Younger teens stand to benefit more from internet-delivered CBT for chronic pain

16 Sep 2020
Title: An Insider’s Introduction into TelemedicineTitle: An Insider’s Introduction into Telemedicine

Internet-delivered cognitive behavioural therapy (CBT) benefits younger adolescents the most, a recent study has found. Those whose parents have low levels of emotional distress seem to likewise benefit more from CBT over the internet.

Researchers randomly assigned 273 teens (aged 11–17 years; 75.1 percent female) with chronic pain to either an internet-delivered CBT programme (n=138) or pain-education control (n=135). The primary outcome was pain-related disability. Adolescent- and parent-level moderators of CBT efficacy included participant demographics and parent distress, education, and parenting behaviour.

Overall, the internet CBT had a small but significant effect, decreasing adolescent disability up to 6 months after the intervention. The 6-month change in disability scores was significantly greater in the CBT vs education arms (p=0.002). However, the impact of the CBT had worn off 12 months postintervention, such that the difference in distress change values between groups was no longer significant (p=0.054).

Adolescent age emerged as a significant moderator of treatment effect and interacted with the time and group variables to affect the pain-related disability outcome.
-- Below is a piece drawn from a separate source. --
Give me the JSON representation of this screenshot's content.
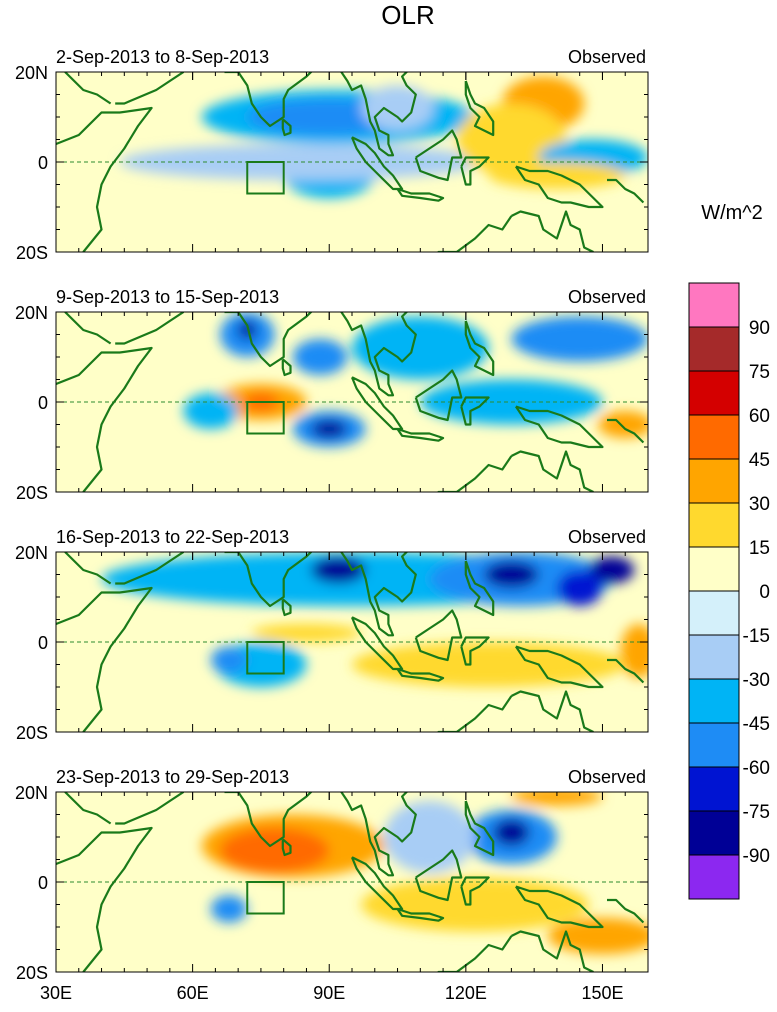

Particularly, young adolescents, those aged 11–14 years, showed greater improvements than their older counterparts. Younger teens saw significant drops in pain-related disability 6 and 12 months after the intervention, while older teens demonstrated no such improvements at any time point.

In addition, the internet CBT intervention was found to be more effective in adolescents whose parents had low distress levels and had no impact on teens whose parents reported high distress levels.

Other factors, such as parent education, parenting behaviours, adolescent sex, pain intensity, sleep quality, and emotional distress, had no impact on CBT efficacy.